Activating your Hurricane response plan
Published on August 29th, 2019
For more than 35 years, Practical Sailor has been taking the guesswork out of boat and gear buying with bold, independent boat tests, and product-test reports for serious sailors and boaters. In this report, Darrell Nicholson offers tips on preparing your boat for a tropical storm:
With Hurricane Dorian threatening Florida and possibly the Carolinas, it is time to start activating your hurricane response plan.
You might want to start with our July 2008 report, “Lines, Snubbers, and Other Gear for Battening Down Ahead of Storms.” Safety expert Ralph Naranjo’s first-hand account of his storm preparations “Tropical Storm Dos and Don’ts” and “How to Help Your Boat Survive A Major Storm” should also be required reading. These articles all discuss the first line of defense against a hurricane: secure your boat in a boatyard or hurricane hole.
But what if you have no option but to stay on a municipal mooring? Will these hold? Although we’ve never put much faith in mooring systems that we didn’t have a hand in designing and installing, there are some mooring systems that deserve a closer look.
One class of product that has been gaining more attention in the wake of Hurricane Irma is the elastic mooring systems being used in Florida’s municipal mooring fields as well as throughout the Caribbean. Florida’s mooring systems were installed as part of a statewide pilot project to regulate anchorages and to minimize environmental damage to the bottom.
As Practical Sailor’s report on mooring systems revealed, all but one of the moorings in Marathon, Florida were still intact after the storm. Irma tore dozens of boats free from their moorings, but most these failures were linked to the owner-supplied pennants.
The Eco-mooring uses a sheathed, elastic rode. Other systems like the Hazelett and Seaflex systems take a similar approach to absorbing shock loads.

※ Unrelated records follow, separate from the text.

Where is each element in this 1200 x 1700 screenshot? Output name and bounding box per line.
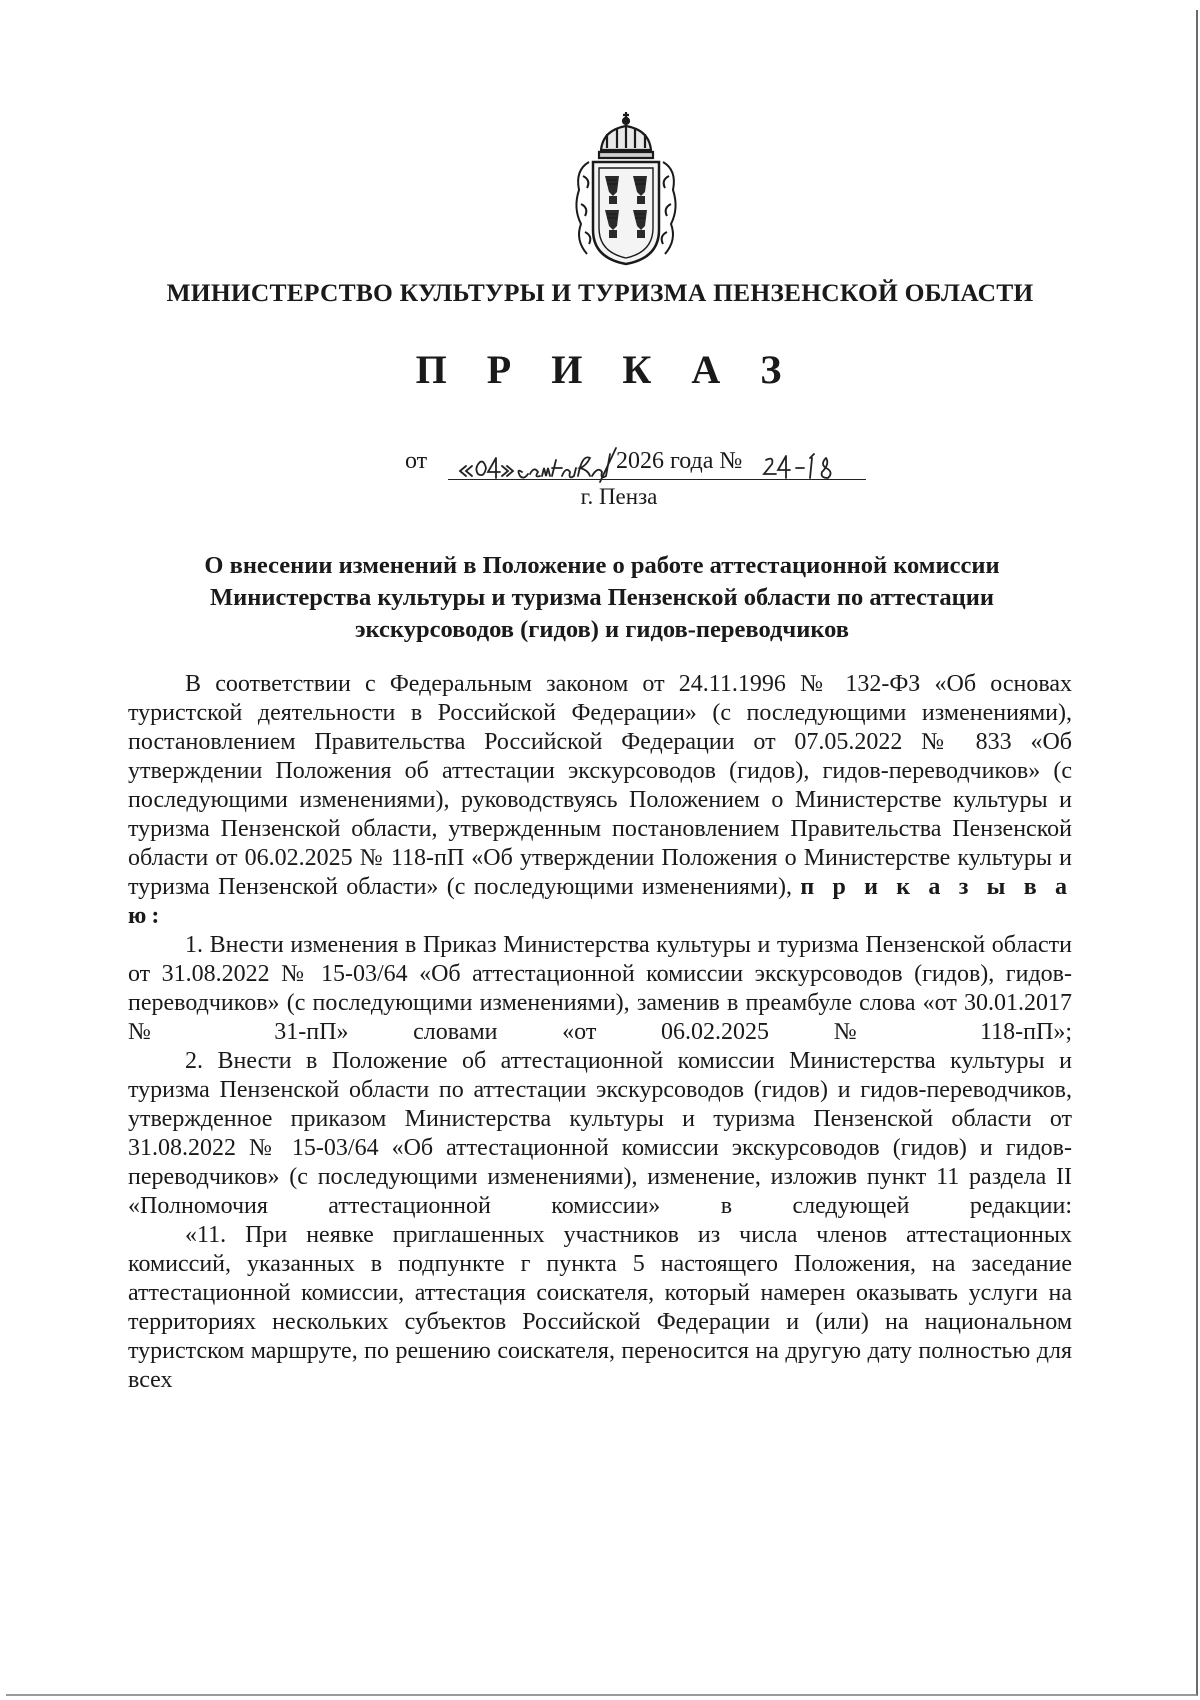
date-prefix: от <box>405 448 428 474</box>
order-subject <box>132 550 1072 646</box>
coat-of-arms-emblem <box>567 112 685 268</box>
subject-line-3: экскурсоводов (гидов) и гидов-переводчиков <box>354 616 850 643</box>
subject-line-1: О внесении изменений в Положение о работе аттестационной комиссии <box>204 552 1000 579</box>
item-1-paragraph: 1. Внести изменения в Приказ Министерства культуры и туризма Пензенской области от 31.08.2022 № 15-03/64 «Об аттестационной комиссии экскурсоводов (гидов), гидов-переводчиков» (с последующими изменениями), заменив в преамбуле слова «от 30.01.2017 № 31-пП» словами «от 06.02.2025 № 118-пП»; <box>128 932 1072 1045</box>
item-2-paragraph: 2. Внести в Положение об аттестационной комиссии Министерства культуры и туризма Пензенской области по аттестации экскурсоводов (гидов) и гидов-переводчиков, утвержденное приказом Министерства культуры и туризма Пензенской области от 31.08.2022 № 15-03/64 «Об аттестационной комиссии экскурсоводов (гидов) и гидов-переводчиков» (с последующими изменениями), изменение, изложив пункт 11 раздела II «Полномочия аттестационной комиссии» в следующей редакции: <box>128 1048 1072 1219</box>
order-word: п р и к а з ы в а ю <box>128 874 1073 929</box>
item-11-paragraph: «11. При неявке приглашенных участников из числа членов аттестационных комиссий, указанных в подпункте г пункта 5 настоящего Положения, на заседание аттестационной комиссии, аттестация соискателя, который намерен оказывать услуги на территориях нескольких субъектов Российской Федерации и (или) на национальном туристском маршруте, по решению соискателя, переносится на другую дату полностью для всех <box>128 1222 1072 1393</box>
date-number-line <box>405 446 865 486</box>
preamble-text: В соответствии с Федеральным законом от 24.11.1996 № 132-ФЗ «Об основах туристской деятельности в Российской Федерации» (с последующими изменениями), постановлением Правительства Российской Федерации от 07.05.2022 № 833 «Об утверждении Положения об аттестации экскурсоводов (гидов), гидов-переводчиков» (с последующими изменениями), руководствуясь Положением о Министерстве культуры и туризма Пензенской области, утвержденным постановлением Правительства Пензенской области от 06.02.2025 № 118-пП «Об утверждении Положения о Министерстве культуры и туризма Пензенской области» (с последующими изменениями), <box>128 671 1072 900</box>
preamble-paragraph <box>128 670 1072 931</box>
year-and-number-label: 2026 года № <box>616 448 743 474</box>
order-body <box>128 670 1072 1395</box>
subject-line-2: Министерства культуры и туризма Пензенской области по аттестации <box>210 584 994 611</box>
ministry-name: МИНИСТЕРСТВО КУЛЬТУРЫ И ТУРИЗМА ПЕНЗЕНСКОЙ ОБЛАСТИ <box>166 278 1034 307</box>
document-title: П Р И К А З <box>415 347 797 392</box>
order-colon: : <box>151 903 160 929</box>
city-name: г. Пенза <box>580 484 658 509</box>
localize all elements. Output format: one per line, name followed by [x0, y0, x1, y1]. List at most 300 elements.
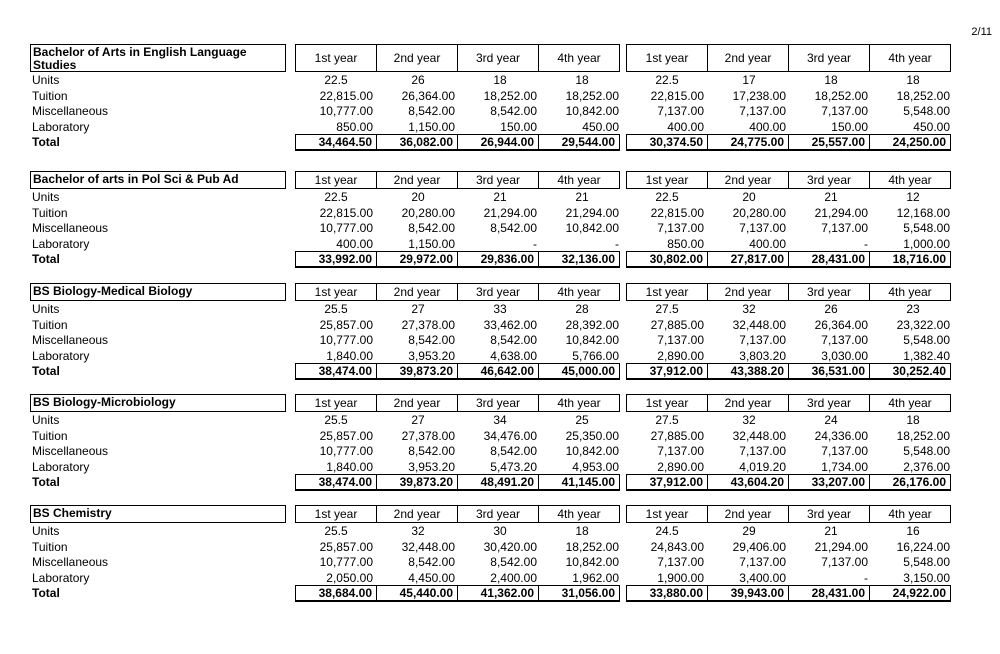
cell-value: 12,168.00: [896, 205, 950, 220]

Three manufacturers offer products in this class. Eco-mooring System is effectively a super, heavy-duty bungy cord. It operates on the same principle as others like it, including the Seaflex Mooring System and the Hazelett Mooring System. These mooring rodes incorporate an elastic rode that allows mooring fields to pack more boats into smaller spaces. The elasticity also helps reduce shock on boat hardware.
We haven’t yet tested these systems, but we have taken a close look at how these moorings fared in Hurricane Irma. Prior to that report, the second most recent discussion of mooring holding power was published in 2009.
A couple other mooring-related products on our radar are the new helix-type mooring anchors offered by the same company that sells the Spade anchor in the U.S. These also held very well in Hurricane Irma. We should mention that similar screws installed by a professional contractor here in Sarasota, Fla., initially failed to meet specified pull tests, so it is important to carry out post-installation load testing.
As marine surveyor Jonathan Klopman pointed out in response to our discussion of elasticity in anchor rodes, the topic of how much stretch is a good thing is a “hot” topic so to speak. Heat-induced friction in nylon rode, it seems is on everybody’s mind.
Because of this, we are also interested in evaluating England ropes’ approach to storm moorings. In the New England Ropes system, the cyclone mooring pendant (set between the mooring ball and the boat) is made of two components—a length of low-stretch Endura 12 to handle abrasion on the boat and a high-grade nylon mooring pendant that goes from it to the mooring ball. New England Ropes has also launched a new line of chafe protectors, which we will be pitting against the best chafe protection from our last chafe-guard test.
There’s plenty to say about this topic, but the most important thing is this: The time to plan your hurricane strategy is long before the storm hits.